TEL RIFAAT (Reuters) - The sandy colour of the Syrian air force jet was visible as it circled overhead. Then a screaming nosedive and the orange flames of firing rockets on the farming village of Tel Rifaat.
This Reuters journalist saw the jet make at least a dozen rounds of the village of a few thousand people, 35km (20 miles) north of Aleppo city, firing missiles and mounted machine guns.
Villagers panicked - some tried to escape on motorbikes while other crammed belongings and bread into three-wheeled vans. They were unsure of where was safe to go.
Loud explosions rang out and black smoke billowed from an olive grove. A 12-wheeler truck was engulfed in flames.

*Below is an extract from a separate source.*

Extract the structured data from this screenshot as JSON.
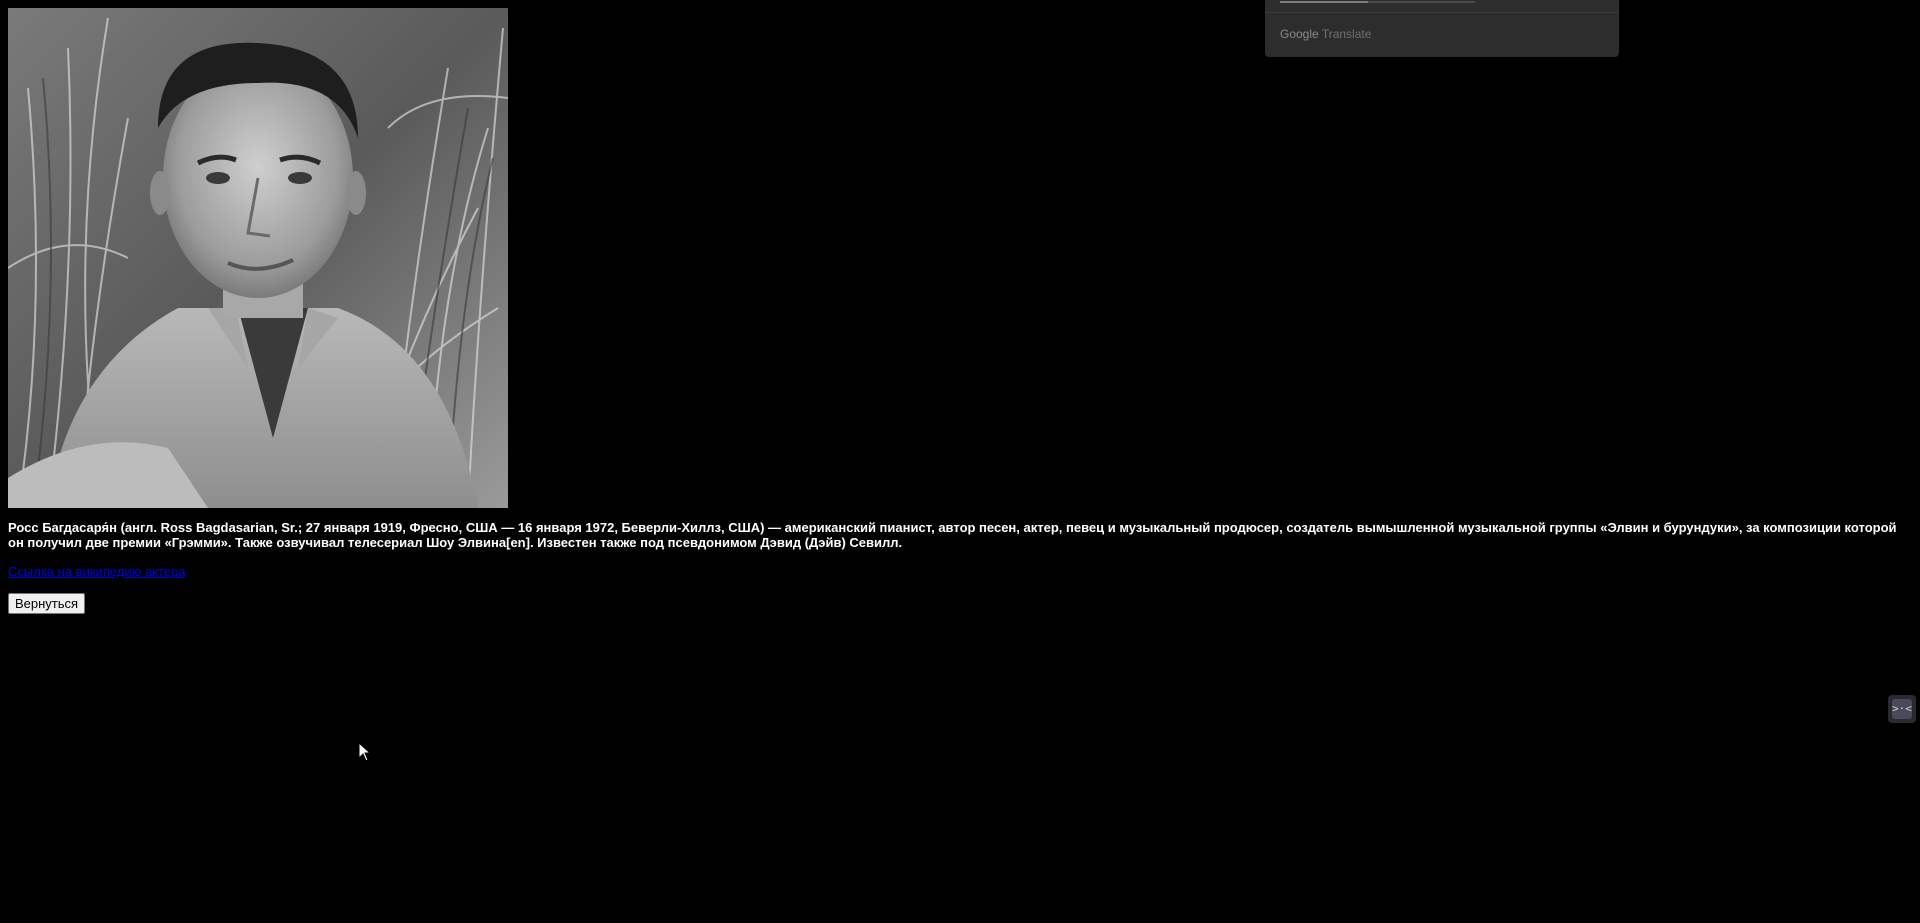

Six children and a crying woman fled their tiny home. One woman held the Koran above her head, kissing it, and another banged her head in her hands.
Men came out of their homes to stare at the sky and throw their arms up in despair.
Abu Hassan, a rebel fighter from the Liwa al Fatah brigade, said the jets were targeting rebel bases in the area. “Four of our bases have been hit so far in and around Tel Rifaat,” he said. Three rebels fighters fruitlessly fired an old anti-aircraft gun and a rifle at the speeding plane.
Forces loyal to President Bashar al-Assad face guerrilla fighters hiding in farm houses, not a traditional army, and war has been brought to small villages like Tel Rifaat across the country.
Although the pilots seemed to know where the rebel bases were, their fire was often indiscriminate.
Cows ran and jumped as explosions hit fields, and panicked families took cover under olive trees. They looked almost as if they were out for a picnic, as they hid under the canopy of branches.